Если быть неотступно преследуемым этим модусом исчезновения, а вовсе не режимом производства, означает быть нигилистом, тогда я нигилист. Исчезновение, афаниз, имплозия, Furie des Verschwindens94. Трансполитическое это избирательная сфера режима исчезновения (реального, смысла, сцены, истории, социального, индивида). По правде сказать, это больше не столько нигилизм: в исчезновении, в пустынной, алеаторной и безразличной форме, нет больше даже пафоса, патетики нигилизма – этой мифической энергии, которая еще составляет силу нигилизма, радикальности, мифического отрицания, драматической антиципации. Это даже больше не разочарованность, с присущей ей самой по себе разочарованной тональностью, соблазнительной и ностальгической тональностью разочарования. Это просто-напросто исчезновение.
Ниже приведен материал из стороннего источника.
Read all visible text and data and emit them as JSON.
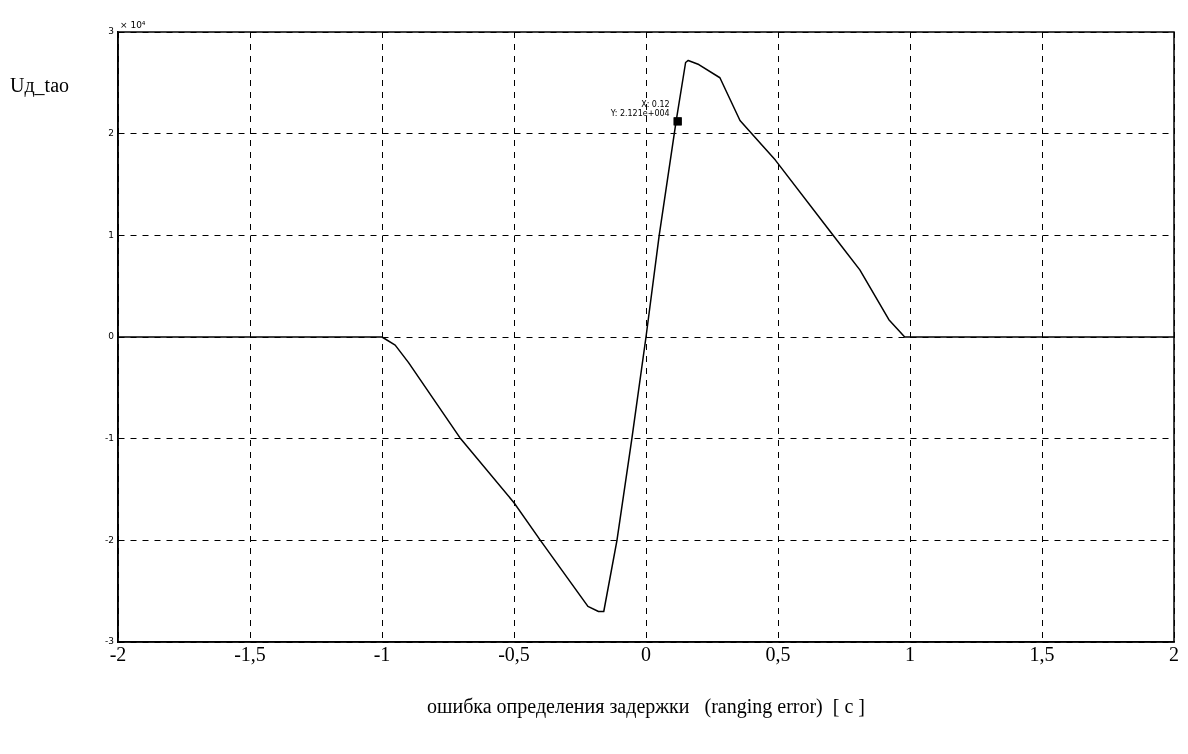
{
  "chart_data": {
    "type": "line",
    "xlabel": "ошибка определения задержки   (ranging error)  [ c ]",
    "ylabel": "Uд_tao",
    "x": [
      -2,
      -1,
      -0.95,
      -0.9,
      -0.705,
      -0.5,
      -0.4,
      -0.22,
      -0.18,
      -0.16,
      -0.11,
      -0.053,
      0,
      0.05,
      0.114,
      0.15,
      0.16,
      0.2,
      0.28,
      0.356,
      0.49,
      0.7,
      0.81,
      0.92,
      0.98,
      1,
      2
    ],
    "series": [
      {
        "color": "#000000",
        "values": [
          0,
          0,
          -0.08,
          -0.25,
          -0.99,
          -1.63,
          -2.0,
          -2.65,
          -2.7,
          -2.7,
          -2.0,
          -0.99,
          0,
          1.0,
          2.12,
          2.7,
          2.72,
          2.68,
          2.55,
          2.13,
          1.74,
          1.03,
          0.66,
          0.17,
          0,
          0,
          0
        ]
      }
    ],
    "xlim": [
      -2,
      2
    ],
    "xticks": [
      -2,
      {
        "value": -1.5,
        "label": "-1,5"
      },
      -1,
      {
        "value": -0.5,
        "label": "-0,5"
      },
      0,
      {
        "value": 0.5,
        "label": "0,5"
      },
      1,
      {
        "value": 1.5,
        "label": "1,5"
      },
      2
    ],
    "ylim": [
      -3,
      3
    ],
    "yticks": [
      -3,
      -2,
      -1,
      0,
      1,
      2,
      3
    ],
    "annotations": [
      "× 10⁴",
      {
        "text": "X: 0.12",
        "x": 0.12,
        "y": 2.121
      },
      {
        "text": "Y: 2.121e+004",
        "x": 0.12,
        "y": 2.121
      }
    ],
    "grid": true,
    "legend": false,
    "marker": "none",
    "line_style": "solid"
  }
}
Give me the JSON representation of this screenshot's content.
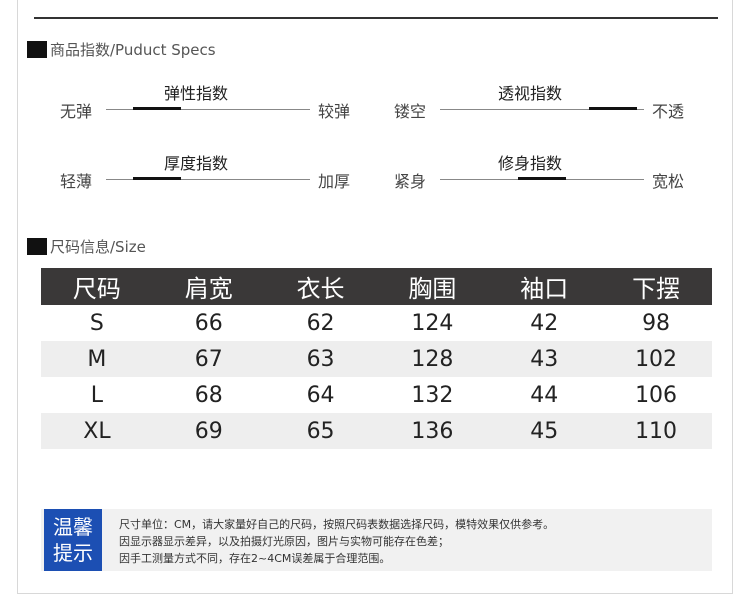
{
  "specs_heading": "商品指数/Puduct Specs",
  "specs": [
    {
      "caption": "弹性指数",
      "left": "无弹",
      "right": "较弹",
      "level": 0.25
    },
    {
      "caption": "透视指数",
      "left": "镂空",
      "right": "不透",
      "level": 0.85
    },
    {
      "caption": "厚度指数",
      "left": "轻薄",
      "right": "加厚",
      "level": 0.25
    },
    {
      "caption": "修身指数",
      "left": "紧身",
      "right": "宽松",
      "level": 0.5
    }
  ],
  "size_heading": "尺码信息/Size",
  "size_table": {
    "headers": [
      "尺码",
      "肩宽",
      "衣长",
      "胸围",
      "袖口",
      "下摆"
    ],
    "rows": [
      [
        "S",
        "66",
        "62",
        "124",
        "42",
        "98"
      ],
      [
        "M",
        "67",
        "63",
        "128",
        "43",
        "102"
      ],
      [
        "L",
        "68",
        "64",
        "132",
        "44",
        "106"
      ],
      [
        "XL",
        "69",
        "65",
        "136",
        "45",
        "110"
      ]
    ]
  },
  "tips": {
    "badge_line1": "温馨",
    "badge_line2": "提示",
    "lines": [
      "尺寸单位：CM，请大家量好自己的尺码，按照尺码表数据选择尺码，模特效果仅供参考。",
      "因显示器显示差异，以及拍摄灯光原因，图片与实物可能存在色差；",
      "因手工测量方式不同，存在2~4CM误差属于合理范围。"
    ]
  }
}
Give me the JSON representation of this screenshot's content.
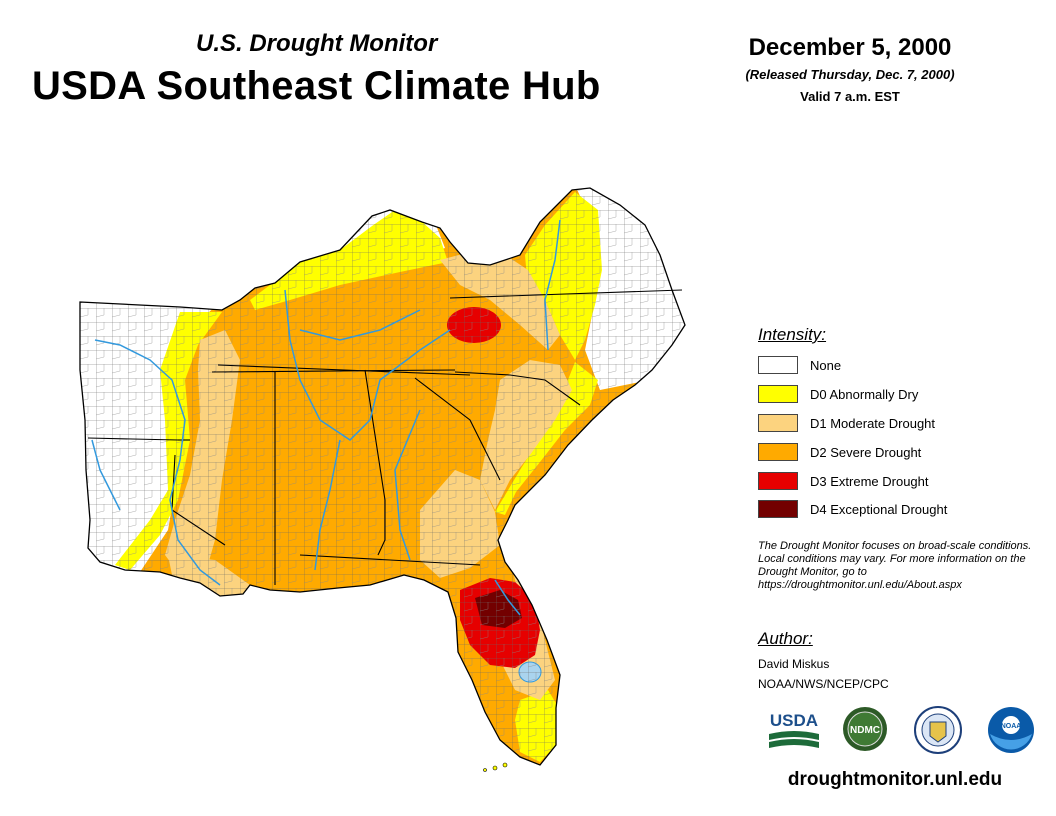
{
  "header": {
    "subtitle": "U.S. Drought Monitor",
    "title": "USDA Southeast Climate Hub",
    "date": "December 5, 2000",
    "released": "(Released Thursday, Dec. 7, 2000)",
    "valid": "Valid 7 a.m. EST"
  },
  "legend": {
    "title": "Intensity:",
    "items": [
      {
        "label": "None",
        "color": "#ffffff"
      },
      {
        "label": "D0 Abnormally Dry",
        "color": "#ffff00"
      },
      {
        "label": "D1 Moderate Drought",
        "color": "#fcd37f"
      },
      {
        "label": "D2 Severe Drought",
        "color": "#ffaa00"
      },
      {
        "label": "D3 Extreme Drought",
        "color": "#e60000"
      },
      {
        "label": "D4 Exceptional Drought",
        "color": "#730000"
      }
    ]
  },
  "note": "The Drought Monitor focuses on broad-scale conditions. Local conditions may vary. For more information on the Drought Monitor, go to https://droughtmonitor.unl.edu/About.aspx",
  "author": {
    "title": "Author:",
    "name": "David Miskus",
    "org": "NOAA/NWS/NCEP/CPC"
  },
  "logos": {
    "usda": "USDA",
    "ndmc": "NDMC",
    "noaa": "NOAA"
  },
  "footer_url": "droughtmonitor.unl.edu",
  "colors": {
    "river": "#3399dd",
    "boundary": "#000000",
    "county_lines": "#555555"
  },
  "map_regions": [
    {
      "category": "None",
      "area": "Arkansas, western Louisiana, NE Kentucky/Virginia, eastern North Carolina"
    },
    {
      "category": "D0 Abnormally Dry",
      "area": "eastern Arkansas, Kentucky, Virginia, western North Carolina, coastal Carolinas, southern Florida"
    },
    {
      "category": "D1 Moderate Drought",
      "area": "Mississippi Delta, eastern Georgia, South Carolina, Louisiana coast, central Florida"
    },
    {
      "category": "D2 Severe Drought",
      "area": "Tennessee, Mississippi, Alabama, Georgia, western North Carolina, Florida panhandle"
    },
    {
      "category": "D3 Extreme Drought",
      "area": "NE Tennessee/SW Virginia, central Florida"
    },
    {
      "category": "D4 Exceptional Drought",
      "area": "north-central Florida"
    }
  ]
}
Следы этой радикальности модуса исчезновения можно обнаружить уже у Адорно и Бенджамина, параллельно ностальгическому упражнению в диалектике. Поскольку существует ностальгия диалектики, и, несомненно, самая тонкая диалектика сразу становится ностальгической. Но если взглянуть глубже, у Бенджамина и Адорно присутствует иная тональность, тональность меланхолии, связанной с самой системой, неизлечимая и находящаяся за пределами любой диалектики. Именно эта меланхолия систем берет сегодня верх сквозь окружающие нас иронично прозрачные формы. Именно она становится нашей фундаментальной страстью.
Это больше не spleen или волна разочарования конца века. Это больше также не нигилизм, который стремится в каком-то роде все нормализовать посредством деструкции, страсть рессентимента. Нет, меланхолия это фундаментальная тональность функциональных систем, актуальных систем симуляции, программирования и информации. Меланхолия это качество, присущее модусу исчезновения смысла, режиму улетучивания смысла в операциональных системах. И мы все меланхоличны.
Меланхолия это то жестокое охлаждение, охлаждение пресыщенных систем. Потому что надежда привести в равновесие добро и зло, истинное и ложное, даже столкнуть некоторые ценности того же порядка, более обобщенная надежда на отношение силы и ставки, куда-то исчезла. Повсюду, всегда, система слишком сильна: стремится к гегемонии.
Можно вооружиться хитростями желания против данной гегемонии, заниматься революционной микрологией повседневности, активизировать молекулярный дрейф или даже осуществлять апологию кухни. Все это не разрешит крайней необходимости привести к краху систему в полном расцвете.
Все это осуществляет только терроризм.
Он является той чертой реверсирования, которая стирает остаток, как мимолетная ироничная улыбка стирает целый разговор, как одна вспышка отрицания у раба стирает всю мощь и наслаждение хозяина.
Чем более гегемонистской является система, тем под более сильный удар от мельчайшего реверса попадает воображение. Вызов, даже ничтожный, является отражением поломки в цепи. И только эта несравнимая обратимость привлекает сегодня всеобщее внимание, на нигилистской и заброшенной сцене политического. Только она мобилизует воображаемое.
Если быть нигилистом значит нести, за невыносимую грань гегемонистских систем, эту радикальную черту насмешки и жестокости, этот вызов, на который система обязана ответить собственной смертью, тогда я террорист и нигилист в теории, как другие ими являются при помощи оружия. Теоретическая жестокость, но не истина, является единственным оружием, которое нам остается.
Но все это, утопия. Поскольку было бы прекрасно быть нигилистом, если бы еще имела место радикальность – как если было бы прекрасно быть террористом, если смерть, включая смерть террориста, обладала бы еще смыслом.
Но именно здесь вещи становятся неразрешимыми. Так как на этот активный нигилизм радикальности система отвечает собственным нигилизмом нейтрализации. Сама система также является нигилистской, в том смысле, что она обладает способностью сохранять все, включая то, что ее отрицает, в состоянии безразличия.
В данной системе, сама смерть сверкает своим отсутствием. Болонский вокзал, Munich(ский) Oktoberfest95: умершие нейтрализуются безразличием, вот где терроризм становится невольным сообщником всей системы: не политически, а в ускоренной форме безразличия, навязыванию которой он способствует. Смерть не имеет больше ни фантазматичной, ни политической сцены, на которой она могла бы изображаться, разыгрываться, церемониальная или жестокая. И это, победа другого нигилизма, другого терроризма, победа системы.
Не существует больше сцены, даже минимальной иллюзии, создающей впечатление, будто события могли бы возыметь силу реальности – больше никакой сцены, ни ментальной или политической солидарности: что нам до Чили, Бьяфры, эмигрантов на кораблях, Болоньи или Польшы? Все это уходит в небытие на экране телевизора. Мы живем в эру событий без последствий (и теорий без последствий).